The derivation of the name ‘Portuairk’ is open to debate. Donald MacDiarmid, in his ‘Ardnamurchan Place Names’, says that the name may be from the Norse saur (mud) and vik (bay), but prefers the Gaelic port shobhrag, the bay of little primroses, on the grounds that “(a) the bay is not muddy, and (b) the surrounding fields and meadows, especially those lying to the east, abound in primroses and a great variety of beautiful flowers, all in their proper season.” [2] The ‘Annals of the Parish’ states that it may be Gaelic. “Some people pronounce this township Port Uairce as did the population census of 1891. This would come from the aspirated form of suairce meaning pleasant, an unlikely meaning in an area where there are numerous ‘pleasant ports’ and the Gaels were not prone to using romantic names to describe places. The second pronounciation is Port Uaraig or Port Uaric, which appears in some of the Session Books. This would come from the personal name Ulrig, a Norse warrior who made his way down the western sea­board.” [3]

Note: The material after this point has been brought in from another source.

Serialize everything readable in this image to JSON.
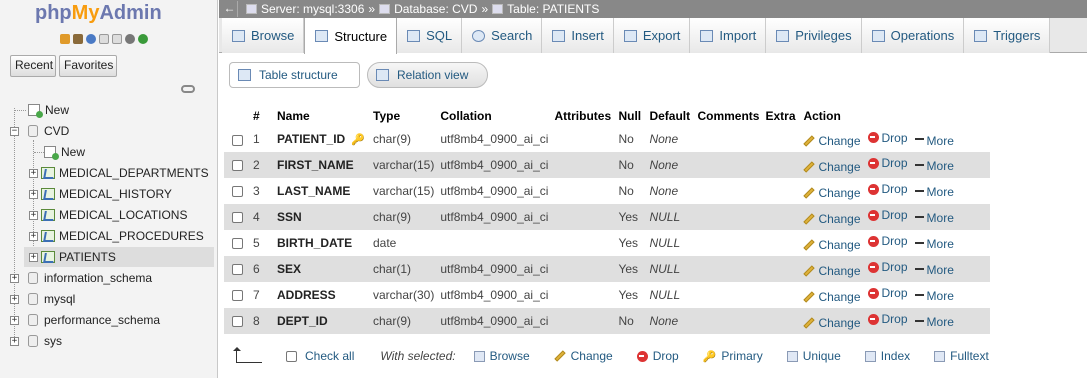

The earliest map showing the Portuairk area clearly is William Bald’s map of 1806, [4], though Bald does not label the place ‘Portuairk’.  The site now occupied by the village was part of the Achosnich settlement, as was ‘Saune’ (Sanna).  The fields of Portuairk are shown as being worked, but there are no houses marked, so presumably the people who had those fields lived in Achosnich.

By 1856, when the Ordnance Survey’s First Series map of Coll was surveyed, the beginnings of a settlement can be seen, with six buildings marked, four at the eastern end of what is now Portuairk close to the bay called Port Mackie, and two shown on the Sanna side of the Sruthan Bhraigh nan Allt, buildings whose ruins are still visible today.  Their occupants were unwilling arrivals, families who had been cleared from further to the east, from places like Kilmory and the Swordles. Among those who had, by this time, settled in the township were the MacColls. [1]

Why they settled around Port Mackie rather than in what is the main part of Portuairk today is open to speculation, but Port Mackie is extremely well sheltered, has a small burn running through it, and also has an abundance of rushes which would have been used for thatching the small, temporary houses the immigrants threw up when first they arrived.

In 2013 members of AHHA excavated what looked like a large shieling hut at Port Mackie, a building which may well have been thrown up by Portuairk’s 1853 arrivals.


By 1872, when the first 6″ map was surveyed by the Ordnance Survey, some twenty-one buildings existed in Portuairk, and the township was taking on its present-day arrangement, with houses scattered along the waterfront.  The head dyke, the stone wall that separates croft land from the common grazings, had been built, but the area bounded by it contained few walls, which is puzzling as the individual crofts were probably, by that time, well established.

Portuairk was connected to neighbouring townships by three tracks.  One followed the line of the present road to Achosnich; an eastern track led to Sanna, with a short spur which connected to the small settlement on the other side of Sruthan Bhraigh nan Allt; and a western track to run south to Grigadale.

Although the house at Bay MacNeil, above -marked with an orange arrow on the 1872 map – had existed before 1856, it was connected not to Portuairk but south to a place called the Store House on the present Achosnich-Lighthouse road near Carraig. This is logical: the house was on land originally part of the Grigadale settlement.

When Ardnamurchan Estate was divided up in 1948 and various lots sold to private buyers, the Achosnich lands were broken up, with Portuairk and Sanna sold separately, Portuairk as Lot 53. [4] [1] Alastair MacColl, personal communication.

[2]  Ardnamurchan Place Names – Donald MacDiarmid.

[3] ‘Ardnamurchan, Annals of the Parish’, ISBN 0-9515895-0-41981, 1981.

[4] Courtesy Donald Houston of Ardnamurchan Estate.